Did you know that flowers are not just for beautifying your house and garnishing the food? To add icing to the cake, you can eat flowers as well. People can eat every part of many plants including the flower. Flowers are also used in juices, teas, stir-fry dishes, desserts and the like.
Adding flowers to your food can be a great way to add color and flavor. Some are spicy, some are herbaceous, and some are floral and fragrant. You will be surprised with the wide range of taste flowers can offer. The culinary use of edible flowers goes way back, thousands of years ago. These are Greeks, Romans and Chinese, whose cultures use flowers in their traditional cooking. Most edible flowers are best eaten raw. Now, before picking up flowers in your garden and add it your dish, just remember that: not every flower is edible and avoid flowers that have been sprayed with insecticides, fungicides and /or herbicides. You just do not want to ingest all those harmful chemicals, do you?
Interesting Facts About Flowers
Adding edible flowers to your diet can rejuvenate your health and palate. These flowers contain a variety of nutrients. Few varieties of flowers are known to support emotional well-being along with health. The valerian flowers help to heal anxiety and insomnia. They also aid to heal migraines and tension headaches. Chamomiles are known to calm stress and boost the resistance of the immune system. The rose waters help our liver and digestive function while cooling anger. Begonias provide support to liver health and they eliminate toxins from our body. Chrysanthemums are well regarded as a great tonic for healing colds and fevers. Wait, it does not end here.
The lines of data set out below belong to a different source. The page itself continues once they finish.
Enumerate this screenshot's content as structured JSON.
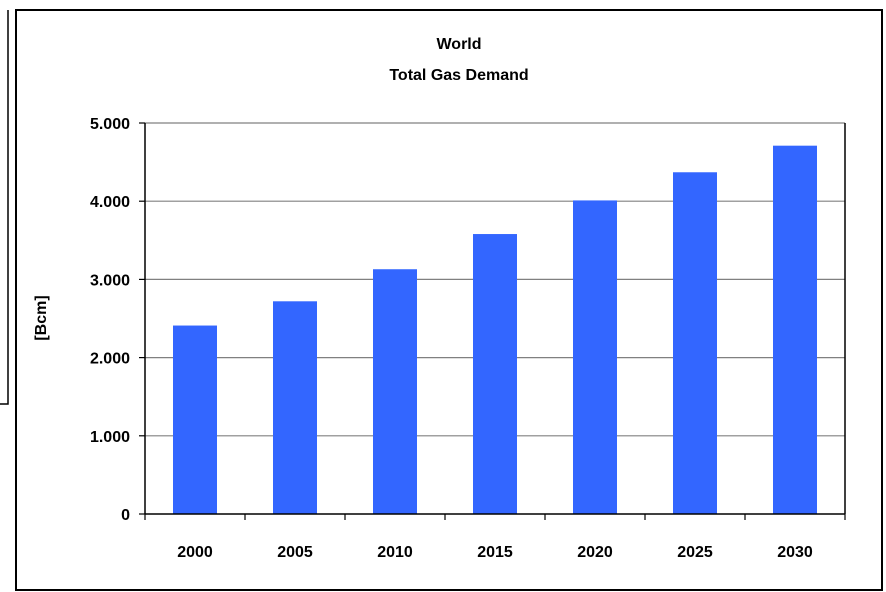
{
  "chart_data": {
    "type": "bar",
    "title_lines": [
      "World",
      "Total Gas Demand"
    ],
    "xlabel": "",
    "ylabel": "[Bcm]",
    "categories": [
      "2000",
      "2005",
      "2010",
      "2015",
      "2020",
      "2025",
      "2030"
    ],
    "values": [
      2410,
      2720,
      3130,
      3580,
      4010,
      4370,
      4710
    ],
    "ylim": [
      0,
      5000
    ],
    "yticks": [
      0,
      1000,
      2000,
      3000,
      4000,
      5000
    ],
    "ytick_labels": [
      "0",
      "1.000",
      "2.000",
      "3.000",
      "4.000",
      "5.000"
    ],
    "grid": true,
    "legend": "none",
    "bar_color": "#3366FF",
    "grid_color": "#808080"
  }
}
There’s more!
List of Flowers You Can Eat and Snippets of Their Health Benefits
Here are some more recommended edible flowers and their health benefits:
Violets decorate a fresh, grass-like flavor to desserts and garnishes. These delicate flowers supply rutin which have been believed to strengthen capillary structure.
Lavenders soothe the nervous system. They can be relished in Herb de Provence spice blend, which exude a savory and complex flavor to soup and potatoes.
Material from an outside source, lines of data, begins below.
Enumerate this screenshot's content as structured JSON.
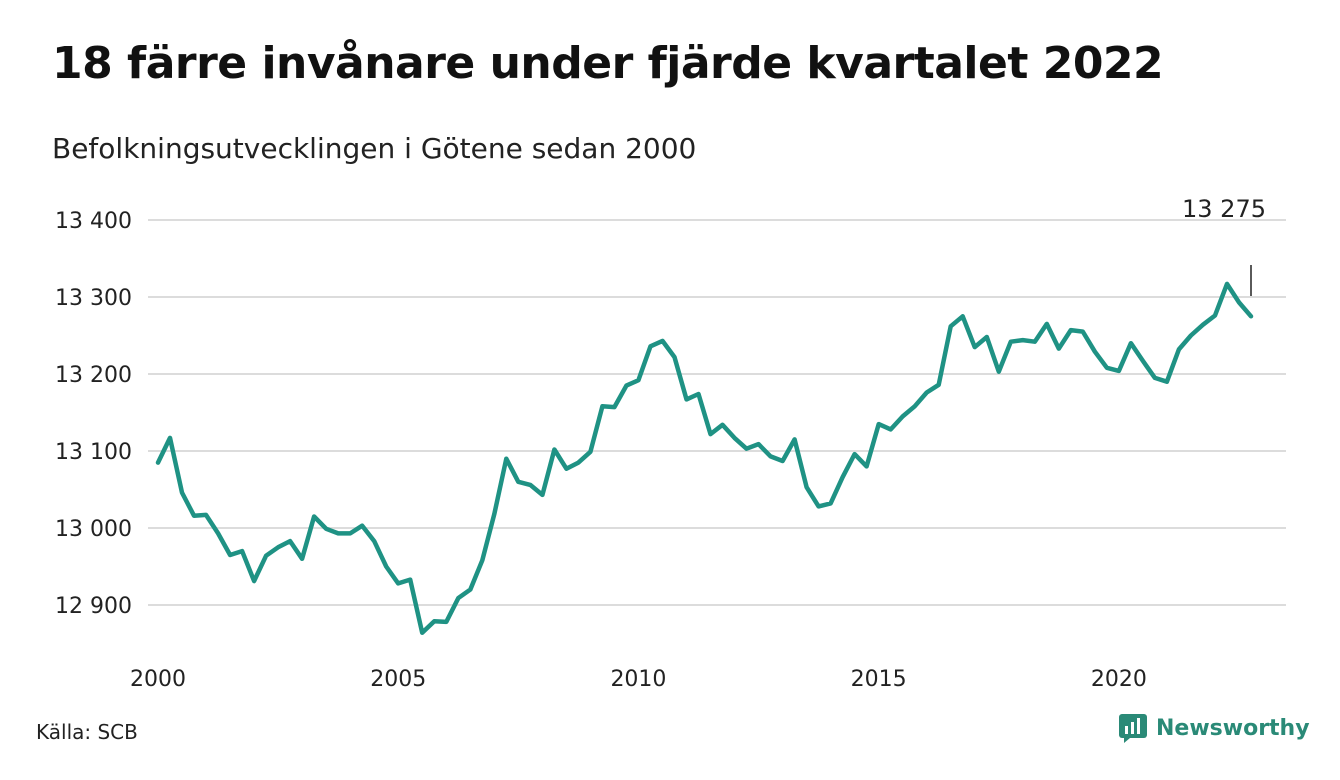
{
  "header": {
    "title": "18 färre invånare under fjärde kvartalet 2022",
    "subtitle": "Befolkningsutvecklingen i Götene sedan 2000"
  },
  "footer": {
    "source": "Källa: SCB",
    "brand": "Newsworthy"
  },
  "chart_data": {
    "type": "line",
    "title": "18 färre invånare under fjärde kvartalet 2022",
    "subtitle": "Befolkningsutvecklingen i Götene sedan 2000",
    "xlabel": "",
    "ylabel": "",
    "x_start": "2000 Q1",
    "x_end": "2022 Q4",
    "x_ticks": [
      2000,
      2005,
      2010,
      2015,
      2020
    ],
    "x_tick_labels": [
      "2000",
      "2005",
      "2010",
      "2015",
      "2020"
    ],
    "y_ticks": [
      12900,
      13000,
      13100,
      13200,
      13300,
      13400
    ],
    "y_tick_labels": [
      "12 900",
      "13 000",
      "13 100",
      "13 200",
      "13 300",
      "13 400"
    ],
    "ylim": [
      12850,
      13400
    ],
    "grid": true,
    "line_color": "#1f9284",
    "annotation": {
      "label": "13 275",
      "value": 13275,
      "x": 2022.75
    },
    "series": [
      {
        "values": [
          13085,
          13117,
          13046,
          13016,
          13017,
          12993,
          12965,
          12970,
          12931,
          12964,
          12975,
          12983,
          12960,
          13015,
          12999,
          12993,
          12993,
          13003,
          12983,
          12950,
          12928,
          12933,
          12864,
          12879,
          12878,
          12909,
          12920,
          12958,
          13018,
          13090,
          13060,
          13056,
          13043,
          13102,
          13077,
          13085,
          13099,
          13158,
          13157,
          13185,
          13192,
          13236,
          13243,
          13222,
          13167,
          13174,
          13122,
          13134,
          13117,
          13103,
          13109,
          13093,
          13087,
          13115,
          13053,
          13028,
          13032,
          13066,
          13096,
          13080,
          13135,
          13128,
          13145,
          13158,
          13176,
          13186,
          13262,
          13275,
          13235,
          13248,
          13203,
          13242,
          13244,
          13242,
          13265,
          13233,
          13257,
          13255,
          13229,
          13208,
          13204,
          13240,
          13217,
          13195,
          13190,
          13232,
          13250,
          13264,
          13276,
          13317,
          13293,
          13275
        ]
      }
    ]
  }
}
Borages are used as tea or ingredients in salads. These beautiful blue beauties have a resemblance of subtle cucumber taste, and are pretty useful in balancing the hormones and helping to fight upper respiratory tract infections such as colds and coughs.
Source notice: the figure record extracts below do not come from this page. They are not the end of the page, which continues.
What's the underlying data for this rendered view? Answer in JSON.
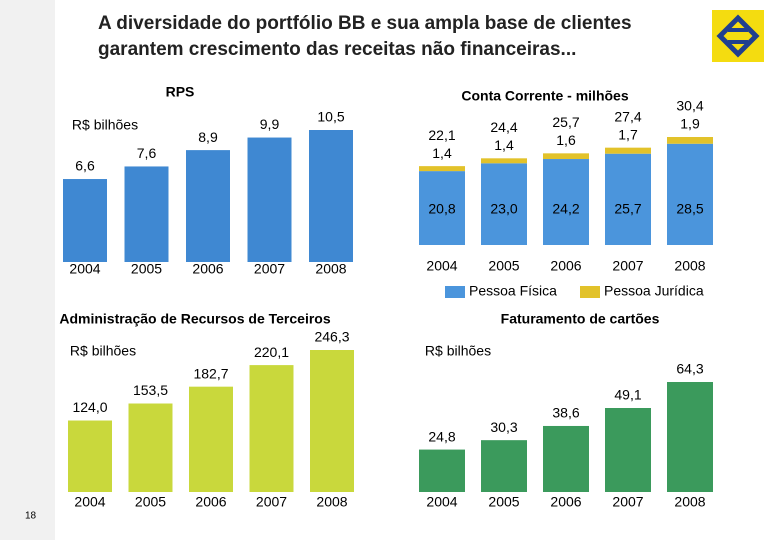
{
  "title": [
    "A diversidade do portfólio BB e sua ampla base de clientes",
    "garantem crescimento das receitas não financeiras..."
  ],
  "page_number": "18",
  "chart_data": [
    {
      "type": "bar",
      "title": "RPS",
      "unit": "R$ bilhões",
      "color": "#3f88d2",
      "categories": [
        "2004",
        "2005",
        "2006",
        "2007",
        "2008"
      ],
      "values": [
        6.6,
        7.6,
        8.9,
        9.9,
        10.5
      ],
      "value_labels": [
        "6,6",
        "7,6",
        "8,9",
        "9,9",
        "10,5"
      ]
    },
    {
      "type": "stacked_bar",
      "title": "Conta Corrente - milhões",
      "categories": [
        "2004",
        "2005",
        "2006",
        "2007",
        "2008"
      ],
      "series": [
        {
          "name": "Pessoa Física",
          "color": "#4b95dc",
          "values": [
            20.8,
            23.0,
            24.2,
            25.7,
            28.5
          ],
          "value_labels": [
            "20,8",
            "23,0",
            "24,2",
            "25,7",
            "28,5"
          ]
        },
        {
          "name": "Pessoa Jurídica",
          "color": "#e2c22a",
          "values": [
            1.4,
            1.4,
            1.6,
            1.7,
            1.9
          ],
          "value_labels": [
            "1,4",
            "1,4",
            "1,6",
            "1,7",
            "1,9"
          ]
        }
      ],
      "totals": [
        22.1,
        24.4,
        25.7,
        27.4,
        30.4
      ],
      "total_labels": [
        "22,1",
        "24,4",
        "25,7",
        "27,4",
        "30,4"
      ]
    },
    {
      "type": "bar",
      "title": "Administração de Recursos de Terceiros",
      "unit": "R$ bilhões",
      "color": "#c9d83c",
      "categories": [
        "2004",
        "2005",
        "2006",
        "2007",
        "2008"
      ],
      "values": [
        124.0,
        153.5,
        182.7,
        220.1,
        246.3
      ],
      "value_labels": [
        "124,0",
        "153,5",
        "182,7",
        "220,1",
        "246,3"
      ]
    },
    {
      "type": "bar",
      "title": "Faturamento de cartões",
      "unit": "R$ bilhões",
      "color": "#3b9a5c",
      "categories": [
        "2004",
        "2005",
        "2006",
        "2007",
        "2008"
      ],
      "values": [
        24.8,
        30.3,
        38.6,
        49.1,
        64.3
      ],
      "value_labels": [
        "24,8",
        "30,3",
        "38,6",
        "49,1",
        "64,3"
      ]
    }
  ]
}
Roses are abundant in antioxidants that aid in the prevention and combating cardiovascular diseases and cancer. Roses are classic flowers that come in a variety of colors wherein each has its own distinct bioactive pigments with white having the least. Roses are well-loved flowers of all time.
Nasturtiums, lemon gem marigolds, and calendula petals provide a bright flamboyant contrast in salads, thus projecting an earthy, peppery flavor. The orange pigment possesses the important anti-cancer compound lycopene while yellow varieties are rich in nutrient called lutein, which is known for protecting our eyesight.
One thing is for certain, growing such flowers you can eat can be an enjoyable indoor project, and at the same time another addition to a healthy diet which provides a bounty of beauty and healthy well-being.